Labubu Çin’e rağmen nasıl fenomen oldu?

Uluslararası süperstarların desteğiyle moda olan Labubu bebekleri, Çin'in ilk çağdaş kültürel ihracatı oldu. Ülke, yumuşak güç devi olmak için gerekli tüm özelliklere sahip. Ancak kendi yolundan sapmayan Pekin, bir Labubu daha yaratır mı?

Hong Konglu sanatçı Kasing Lung tarafından yaratılan, pek de sevimli sayılmayacak karakter Labubu, ünlülerin ilgisiyle 2024 ve 2025 yıllarının küresel pop kültür ikonuna dönüştü.

Bu trendi başlatan bir K-Pop yıldızıydı. Blackpink grubundan Lisa, Nisan 2024’te oyuncağın büyük bir versiyonunu kucaklarken ve Louis Vuitton çantasından Labubu anahtarlıkları sallanırken görüldü.

Söz konusu gelişme Batı’da ünlüler arasında da bir akım başlattı: Rihanna, Dua Lipa ve Kim Kardashian kendi Labubu’larını sergiledi. David Beckham, kızı Harper’dan bir tane hediye aldı; Madonna ise 67. doğum gününü dev bir Labubu pastasıyla kutladı.

Lady Gaga özel yapım bir oyuncak bebek aldı ve ona “GaBuBu” adını verdi.
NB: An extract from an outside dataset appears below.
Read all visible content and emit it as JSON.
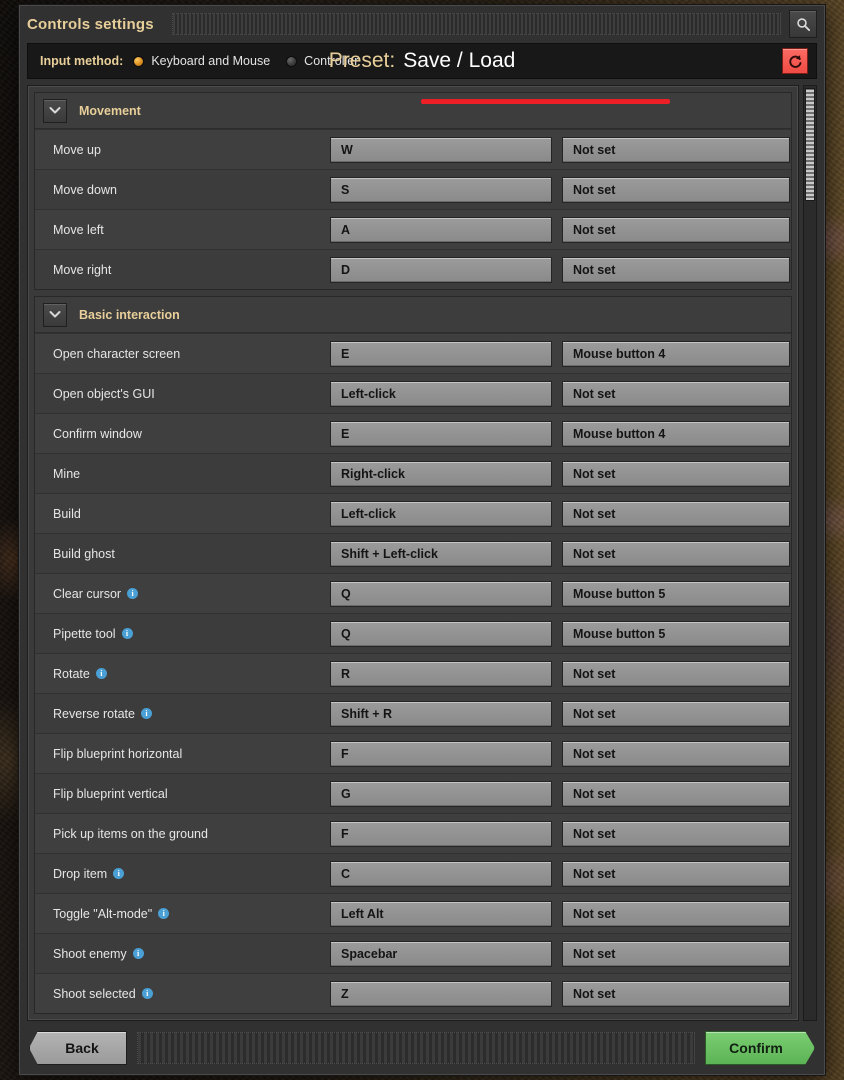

Lizzo kendi oyuncak bebeği hakkında bir şarkı yazdı; moda tasarımcısı Marc Jacobs bir Labubu AirPods kılıfı piyasaya sürdü.

Çin, imajını yumuşatmak için yıllardır türlü yöntemler deniyor; ancak küçük bir peluş oyuncak, Pekin’in klasik yumuşak güç projelerine harcadığı milyar dolarlardan daha etkili görünüyor.
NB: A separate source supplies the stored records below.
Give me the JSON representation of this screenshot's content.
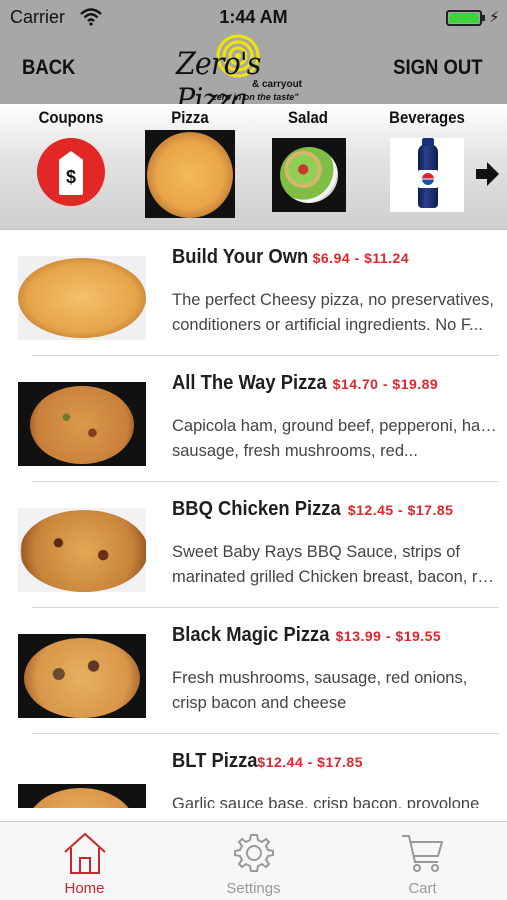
{
  "status_bar": {
    "carrier": "Carrier",
    "time": "1:44 AM",
    "icons": [
      "wifi-icon",
      "battery-icon",
      "charging-bolt-icon"
    ]
  },
  "nav": {
    "back_label": "BACK",
    "signout_label": "SIGN OUT",
    "logo": {
      "name": "Zero's Pizza",
      "sub": "& carryout",
      "tagline": "\"zero in on the taste\""
    }
  },
  "categories": [
    {
      "label": "Coupons",
      "icon": "coupon-tag-icon"
    },
    {
      "label": "Pizza",
      "icon": "pizza-image"
    },
    {
      "label": "Salad",
      "icon": "salad-image"
    },
    {
      "label": "Beverages",
      "icon": "soda-bottle-image"
    }
  ],
  "menu_items": [
    {
      "name": "Build Your Own",
      "price": "$6.94 - $11.24",
      "desc_line1": "The perfect Cheesy pizza, no preservatives,",
      "desc_line2": "conditioners or artificial ingredients. No F..."
    },
    {
      "name": "All The Way Pizza",
      "price": "$14.70 - $19.89",
      "desc_line1": "Capicola ham, ground beef, pepperoni, ham,",
      "desc_line2": "sausage, fresh mushrooms, red..."
    },
    {
      "name": "BBQ Chicken Pizza",
      "price": "$12.45 - $17.85",
      "desc_line1": "Sweet Baby Rays BBQ Sauce, strips of",
      "desc_line2": "marinated grilled Chicken  breast, bacon, re..."
    },
    {
      "name": "Black Magic Pizza",
      "price": "$13.99 - $19.55",
      "desc_line1": "Fresh mushrooms, sausage, red onions,",
      "desc_line2": "crisp bacon and cheese"
    },
    {
      "name": "BLT Pizza",
      "price": "$12.44 - $17.85",
      "desc_line1": "Garlic sauce base, crisp bacon, provolone",
      "desc_line2": ""
    }
  ],
  "tabs": [
    {
      "label": "Home",
      "icon": "home-icon",
      "active": true
    },
    {
      "label": "Settings",
      "icon": "gear-icon",
      "active": false
    },
    {
      "label": "Cart",
      "icon": "cart-icon",
      "active": false
    }
  ],
  "colors": {
    "bar_gray": "#a7a7a7",
    "price_red": "#e0262b",
    "active_tab": "#c9262b",
    "inactive_tab": "#999999",
    "logo_yellow": "#f2e600"
  }
}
Peki, Çin başka kültürel ihraç ürünü yaratabilir mi?

Jeopolitik analisti ve yorumcu Bobby Ghosh, Foreign Policy dergisinde yayınlanan makalesinde buna kuşkuyla yaklaşıyor ve nedenlerini sıralıyor.

Yazıdan öne çıkan bölümler aktarıyoruz:

“Gelecek nesiller 13 Ekim’i Labubu’nun zirve noktası olarak hatırlayabilir. O gün Şanghay’daki bir sergide peluş oyuncağın 10. yılını kutlanıyordu. Sergiyi ziyaret eden Apple CEO’su Tim Cook, kendisi gibi siyah balıkçı yaka kazak, ceket ve gözlük takmış bir Labubu ile kameralara poz vererek China Daily’ye “Bunu masamın üzerine koyacağım” dedi. Çin sosyal medyasında Cook’un coşkusu, alaycı bir mizahla karşılandı: Ona ait oyuncak bebek, sırasıyla adı ve soyadına atıfta bulunarak “Timbubu” ve “Lakuku” olarak adlandırıldı. Oyuncakları üreten Çinli şirket Pop Mart’ın yönetimi, hisse senedi fiyatındaki ani artıştan memnun kalmış olmalı. Ancak bu başarı kısa süreli gibi görünüyor. Batı’da iyi bilindiği üzere, yaşlanan bir teknoloji devinin desteği bazen satışları artırmaktan çok bir “ölüm öpücüğü” etkisi yaratabilir. Pet Rock ve Tamagoçi’nin hazin sonları buna örnek.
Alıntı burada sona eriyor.